Senate Debate On Voting Rights Legislation Heats Up As Schumer & McConnell Clash
On Wednesday, the Senate held its first debate on the voting rights reform bill S.1 which passed in the House as H.R. 1 earlier in March. By a final vote of 220-210, the House of Representatives approved the voter rights reform bill aimed at reducing gerrymandering, adding transparency requirements for political advertisements and creating an automatic national voter registration system. The Senate debate, however, showed a partisan divide that could kill the progressive bill.
Senate Majority Leader Chuck Schumer (D-New York) slammed Republicans for denying a bill that would strengthen democracy. “I would like to ask my Republican colleagues, why are you so afraid of democracy?” Schumer said on the Senate floor. “Why, instead of trying to win voters over that you lost in the last election, are you trying to prevent them from voting?”
“Shame, shame shame,” Schumer said while shaking his head.
“Talk about shame,” Senate Minority Leader Mitch McConnell (R-Kentucky) responded to Schumer. “If anybody ought to be feeling any shame around here, it’s turning the FEC [Federal Election Commission] into a partisan prosecutor.

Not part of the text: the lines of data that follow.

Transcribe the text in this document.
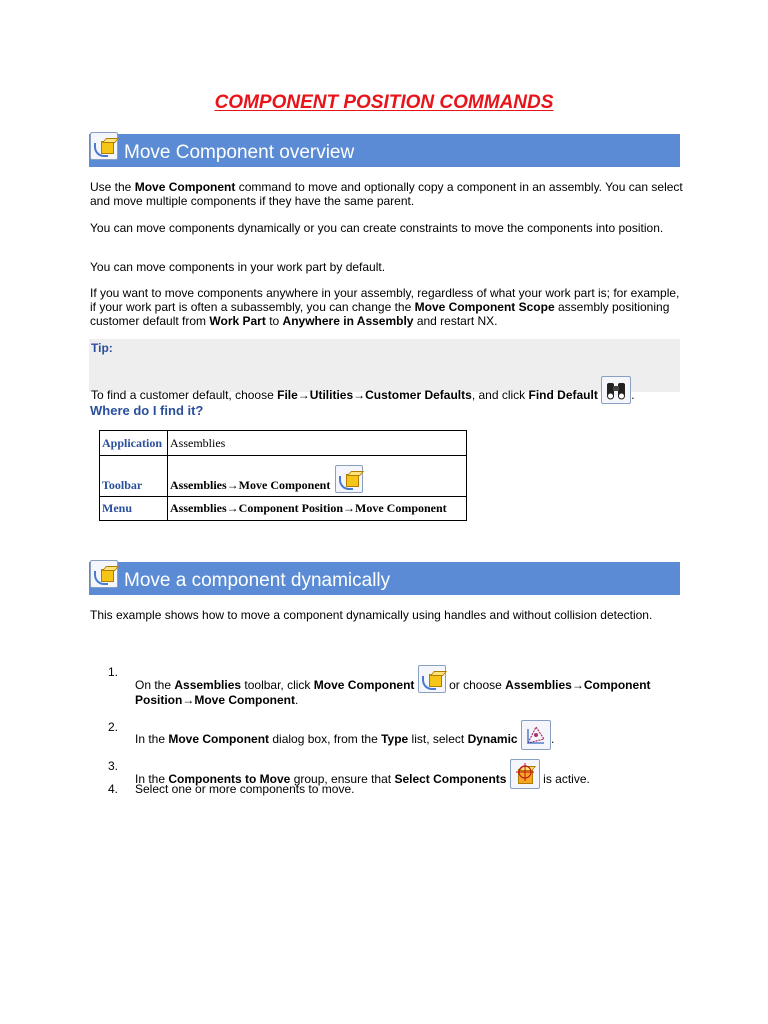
COMPONENT POSITION COMMANDS
Move Component overview
Use the Move Component command to move and optionally copy a component in an assembly. You can select and move multiple components if they have the same parent.
You can move components dynamically or you can create constraints to move the components into position.
You can move components in your work part by default.
If you want to move components anywhere in your assembly, regardless of what your work part is; for example, if your work part is often a subassembly, you can change the Move Component Scope assembly positioning customer default from Work Part to Anywhere in Assembly and restart NX.
Tip:
To find a customer default, choose File→Utilities→Customer Defaults, and click Find Default	.
Where do I find it?
Application	Assemblies
Toolbar	Assemblies→Move Component

Menu	Assemblies→Component Position→Move Component
Move a component dynamically
This example shows how to move a component dynamically using handles and without collision detection.
1.
On the Assemblies toolbar, click Move Component	or choose Assemblies→Component Position→Move Component.
2.
In the Move Component dialog box, from the Type list, select Dynamic	.
3.
In the Components to Move group, ensure that Select Components	is active.
4.	Select one or more components to move.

The majority controlled by the president’s party to harass and intimidate the other side; that’s what you ought to be ashamed about.” McConnell is citing reforms which would drop the number of members on the FEC from five to six. The FEC has been in a historic deadlock since 2016 leading to more than 200 tie votes. Those tie votes have been among the six members who were all nominated by Republican presidents.